Aos 95, Sarney continua fonte de viva inspiração
Por Raimundo Borges
O Imparcial – O sambentense José de Ribamar Ferreira de Araújo Costa, o ex-presidente da República do Brasil José Sarney, chega aos 95 anos (24/04), adotando uma receita simples de vida, mas não tão fácil de pô-la em prática: “Dormir muito, comer pouco e não discutir com mulher”… Em plena lucidez e com a saúde em dia, Sarney continua uma fonte de inspiração, de sabedoria e de simplicidade, como, aliás, é a cultura e a filosofia chinesa taoísta, de onde retirou a frase-síntese de vida.
Ele chega a essa longevidade como uma das figuras políticas mais importantes desde os anos 1950. Os amigos jamais o desprezam, os relutantes repensam seus conceitos e os adversários revisam a posição e passam a reconhecê-lo.
Não se ouve um adversário de José Sarney chamá-lo de traidor. João Batista Figueiredo, último general da ditadura militar de 1964, fugiu pela garagem do Palácio do Planalto, em 15 de março de 1985, para não dar posse nem passar a faixa ao sucessor. Ele chamou Sarney de impostor. Em certa ocasião, ao ser indicado para substituir o general Ernesto Geisel, abriu uma campanha para torná-lo “João do Povo”. Mas ele próprio se encarregou de apagar o lema apelativo.
Perguntado por uma jornalista sobre o que achava do cheiro de povo, ele atalhou: “Prefiro o cheirinho de cavalo…” Ele ainda desdenhava: “A democracia seria muito boa, se não fosse o sovaco” (do povo).
Figueiredo foi o antecessor de Sarney no Palácio do Planalto. Aquele menino que, ao nascer em São Bento, o jornal centenário “Cidade de Pinheiro” fez um curioso registro social sobre o bebê José de Ribamar Ferreira de Araújo Costa, amparado pelas mãos da parteira “Mãe Raimunda”.
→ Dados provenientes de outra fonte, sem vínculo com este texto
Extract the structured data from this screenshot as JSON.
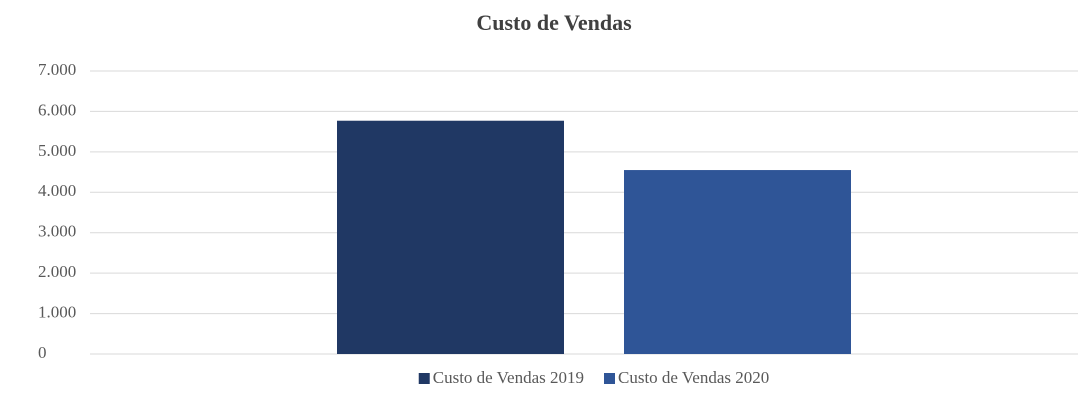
{
  "chart_data": {
    "type": "bar",
    "title": "Custo de Vendas",
    "categories": [
      null
    ],
    "series": [
      {
        "name": "Custo de Vendas 2019",
        "color": "#203864",
        "values": [
          5770
        ]
      },
      {
        "name": "Custo de Vendas 2020",
        "color": "#2f5597",
        "values": [
          4550
        ]
      }
    ],
    "ylim": [
      0,
      7000
    ],
    "yticks": [
      0,
      {
        "value": 1000,
        "label": "1.000"
      },
      {
        "value": 2000,
        "label": "2.000"
      },
      {
        "value": 3000,
        "label": "3.000"
      },
      {
        "value": 4000,
        "label": "4.000"
      },
      {
        "value": 5000,
        "label": "5.000"
      },
      {
        "value": 6000,
        "label": "6.000"
      },
      {
        "value": 7000,
        "label": "7.000"
      }
    ],
    "grid": true,
    "legend": "bottom"
  }
}
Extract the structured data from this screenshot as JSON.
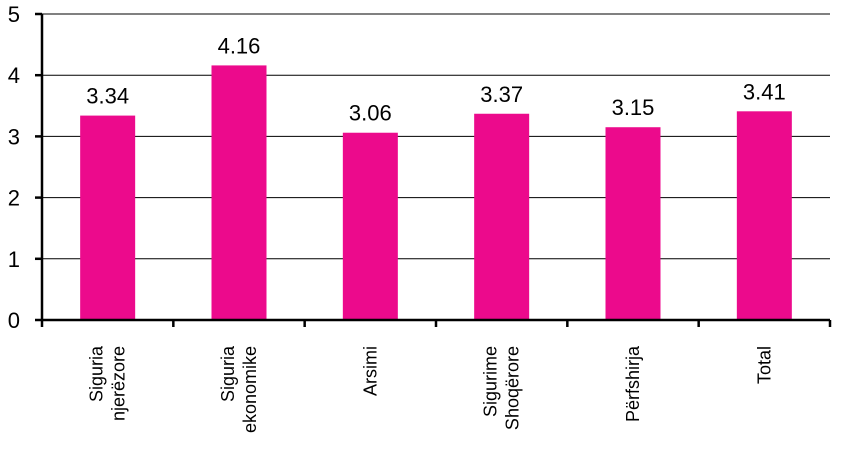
{
  "chart_data": {
    "type": "bar",
    "categories": [
      [
        "Siguria",
        "njerëzore"
      ],
      [
        "Siguria",
        "ekonomike"
      ],
      [
        "Arsimi"
      ],
      [
        "Sigurime",
        "Shoqërore"
      ],
      [
        "Përfshirja"
      ],
      [
        "Total"
      ]
    ],
    "values": [
      3.34,
      4.16,
      3.06,
      3.37,
      3.15,
      3.41
    ],
    "value_labels": [
      "3.34",
      "4.16",
      "3.06",
      "3.37",
      "3.15",
      "3.41"
    ],
    "yticks": [
      0,
      1,
      2,
      3,
      4,
      5
    ],
    "ylim": [
      0,
      5
    ],
    "grid": true,
    "bar_color": "#EC0A8C",
    "title": "",
    "xlabel": "",
    "ylabel": ""
  }
}
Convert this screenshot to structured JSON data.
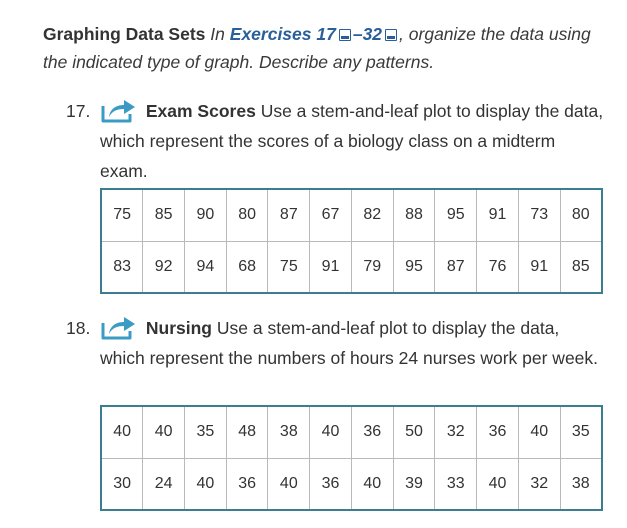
{
  "intro": {
    "heading": "Graphing Data Sets",
    "text_in": "In",
    "exercises_label": "Exercises 17",
    "dash": "–",
    "exercises_end": "32",
    "text_rest": ", organize the data using the indicated type of graph. Describe any patterns."
  },
  "exercises": [
    {
      "number": "17.",
      "title": "Exam Scores",
      "description": "Use a stem-and-leaf plot to display the data, which represent the scores of a biology class on a midterm exam.",
      "rows": [
        [
          "75",
          "85",
          "90",
          "80",
          "87",
          "67",
          "82",
          "88",
          "95",
          "91",
          "73",
          "80"
        ],
        [
          "83",
          "92",
          "94",
          "68",
          "75",
          "91",
          "79",
          "95",
          "87",
          "76",
          "91",
          "85"
        ]
      ]
    },
    {
      "number": "18.",
      "title": "Nursing",
      "description": "Use a stem-and-leaf plot to display the data, which represent the numbers of hours 24 nurses work per week.",
      "rows": [
        [
          "40",
          "40",
          "35",
          "48",
          "38",
          "40",
          "36",
          "50",
          "32",
          "36",
          "40",
          "35"
        ],
        [
          "30",
          "24",
          "40",
          "36",
          "40",
          "36",
          "40",
          "39",
          "33",
          "40",
          "32",
          "38"
        ]
      ]
    }
  ],
  "colors": {
    "link": "#2a6099",
    "icon": "#3a9bc4",
    "table_border": "#3c7d8f"
  },
  "icons": [
    "share-arrow-icon",
    "external-link-icon"
  ]
}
Na edição do dia 27 de abril de 1930, o jornal fez uma nota futurista: “O Dr. Sarney de Araújo Costa, nosso digno promotor, esteve com o seu lar feliz em festas no dia 24 deste mês. É que a sua Exma. esposa, D. Kiola, deu à luz o primogênito do casal que, ao nascer, recebeu o nome de José. Os nossos mais sinceros votos ao Criador, para que o inocente José tenha sempre uma vida feliz.”
O ex-deputado Aderson Lago, adversário de Sarney e pai do hoje estadual Rodrigo Lago, gostava de brincar com a expressão retirada do jornal pinheirense: “’O inocente José’ ficou lá mesmo no berço”. O pai, promotor de justiça no interior, foi removido para São Luís, em 1936, onde colocou os filhos para estudar.
Porém, um ano depois sofreu implacável perseguição do interventor Paulo Ramos, que o transferiu para Codó, Coroatá e, em seguida, Santo Antônio de Balsas, no sul do Maranhão, numa viagem que durou sete dias, em 1940. No entanto, as agruras da família acabaram quando retornou para São Luís. Sarney estudou no Liceu e cursou Direito na velha faculdade da Rua do Sol.
É um político contemporâneo, de uma carreira inspiradora. De deputado federal, foi eleito governador do Maranhão, senador, presidente do Brasil, novamente senador pelo Amapá e quatro vezes presidente do Congresso Nacional. Como presidente, Sarney implantou a Constituinte que escreveu a Constituição de 1988.
Segurou a transição democrática num dos períodos mais complicados da história do Brasil. Foi eleito o acadêmico mais jovem da AML, depois tornou-se escritor de quase 30 livros e membro da ABL. Nunca deixou de escrever artigos em diferentes publicações, analisando a política, comentando literatura e fazendo a história no Brasil e fora de suas fronteiras.
Depois que fechou o seu jornal O Estado do Maranhão, Sarney pediu-me para escrever seus artigos semanais em O Imparcial. Eu lhe disse: “Aqui, o senhor tem o seu espaço reservado, afinal, foi n’O Imparcial o seu primeiro emprego”. De fato, Sarney estreou como jornalista aos 18 anos, quando já ensaiava na política estudantil e editava um jornal mimeografado no Liceu Maranhense, já com posição focada no esquerdismo que brotava país afora.
No artigo publicado ontem, 25, em O Imparcial, Sarney pergunta: “Onde está o Papa Francisco?” Na semana em que ele assumiu a cadeira principal do Palácio do Planalto, o jornalista Pedro Freire, diretor-presidente de O Imparcial, colocou em seu gabinete um quadro com a foto: “Nosso repórter que chegou a Presidente do Brasil.”